訪問介護・訪問看護のハラスメントは、避けて通れない

「訪問介護や訪問看護には、やりがいがあります。
地域で暮らす人を支える仕事でもあります。

ただ、その一方で、不安もあります。
個人宅に一人で入ること。
利用者や家族との関わり。
ハラスメントへの不安。

この問題は、避けて通れません。
訪問の仕事を考えるうえで、不安のひとつだからです。




「一人で行くのが不安」は、自然な感覚です

病院やリハビリ施設、介護施設で働いている人が、「訪問もありかな」と考えた時によく聞くのが、「一人で行くのが不安」という声です。
不安は、業務内容や急変対応だけではありません。

男性利用者への不安。
家族がいる家に一人で入ることへの不安。
若い看護師、介護士、セラピストにとっては、現実的な不安としてあると思います。

だから、このあたりのリアルは、きちんと伝える必要があります。
訪問の仕事を勧めるなら、なおさらです。



実際に、事件は起きています

訪問の現場では、実際に事件が起きています。
訪問看護師が利用者宅で飲み物を出され、それを飲んだことで被害に遭った事件も報道されています。
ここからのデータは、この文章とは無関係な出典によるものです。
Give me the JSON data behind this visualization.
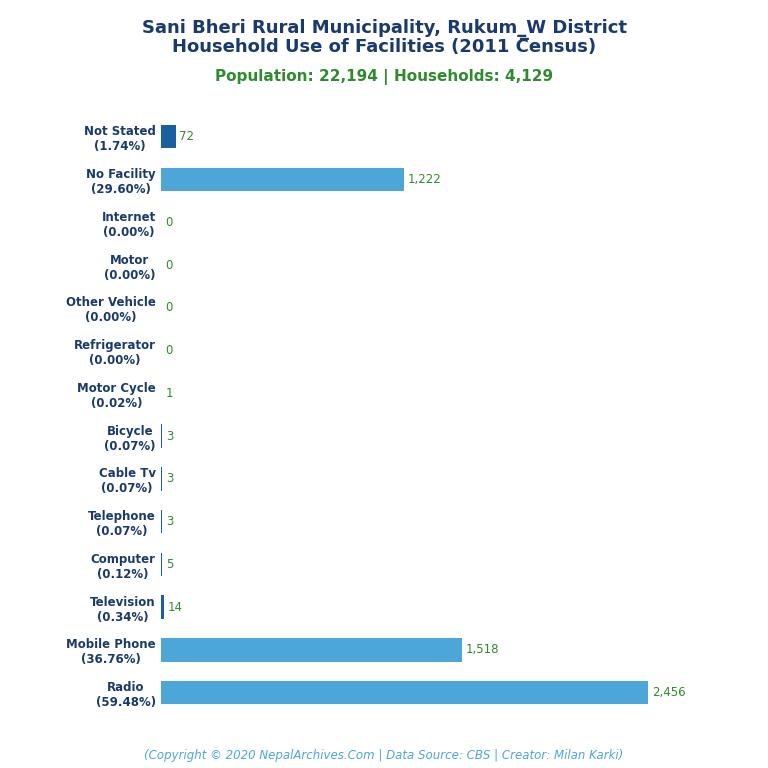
{
  "title_line1": "Sani Bheri Rural Municipality, Rukum_W District",
  "title_line2": "Household Use of Facilities (2011 C̅ensus)",
  "subtitle": "Population: 22,194 | Households: 4,129",
  "footer": "(Copyright © 2020 NepalArchives.Com | Data Source: CBS | Creator: Milan Karki)",
  "categories": [
    "Not Stated\n(1.74%)",
    "No Facility\n(29.60%)",
    "Internet\n(0.00%)",
    "Motor\n(0.00%)",
    "Other Vehicle\n(0.00%)",
    "Refrigerator\n(0.00%)",
    "Motor Cycle\n(0.02%)",
    "Bicycle\n(0.07%)",
    "Cable Tv\n(0.07%)",
    "Telephone\n(0.07%)",
    "Computer\n(0.12%)",
    "Television\n(0.34%)",
    "Mobile Phone\n(36.76%)",
    "Radio\n(59.48%)"
  ],
  "values": [
    72,
    1222,
    0,
    0,
    0,
    0,
    1,
    3,
    3,
    3,
    5,
    14,
    1518,
    2456
  ],
  "value_labels": [
    "72",
    "1,222",
    "0",
    "0",
    "0",
    "0",
    "1",
    "3",
    "3",
    "3",
    "5",
    "14",
    "1,518",
    "2,456"
  ],
  "bar_color_dark": "#1a5f9e",
  "bar_color_light": "#4da6d8",
  "title_color": "#1a3a6b",
  "subtitle_color": "#2e8b2e",
  "footer_color": "#4da6d8",
  "value_color": "#2e8b2e",
  "label_color": "#1a3a6b",
  "background_color": "#ffffff",
  "title_fontsize": 13,
  "subtitle_fontsize": 11,
  "footer_fontsize": 8.5,
  "bar_label_fontsize": 8.5,
  "value_label_fontsize": 8.5
}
引用:「薬入りスープで訪問看護師の女性眠らせ、胸触る 79歳男逮捕」神戸新聞NEXT
https://www.kobe-np.co.jp/news/backnumber2/201912/0013015215.shtml

引用:「睡眠薬混ぜたスープ飲ませ、看護師の体触る…介護・看護の現場ではびこるセクハラ」読売新聞オンライン
https://www.kobe-np.co.jp/news/backnumber2/201912/0013015215.shtml

引用:「訪問介護で訪れた女性に「睡眠薬」入りお茶?飲ませ、急性薬物中毒に…男を逮捕」読売新聞オンライン
https://www.yomiuri.co.jp/national/20211013-OYT1T50085/

東灘区、芦屋のすぐ隣でも同じようなことがありました。
業界としても衝撃が大きかったです。

私がこの業界に入った20年ほど前には、こうした話はあまり聞きませんでした。
けれど、高齢者が増え、在宅で支える人も増え、全体のボリュームが大きくなる中で、以前はあまり表に出なかったことも起きるようになってきたのだと思います。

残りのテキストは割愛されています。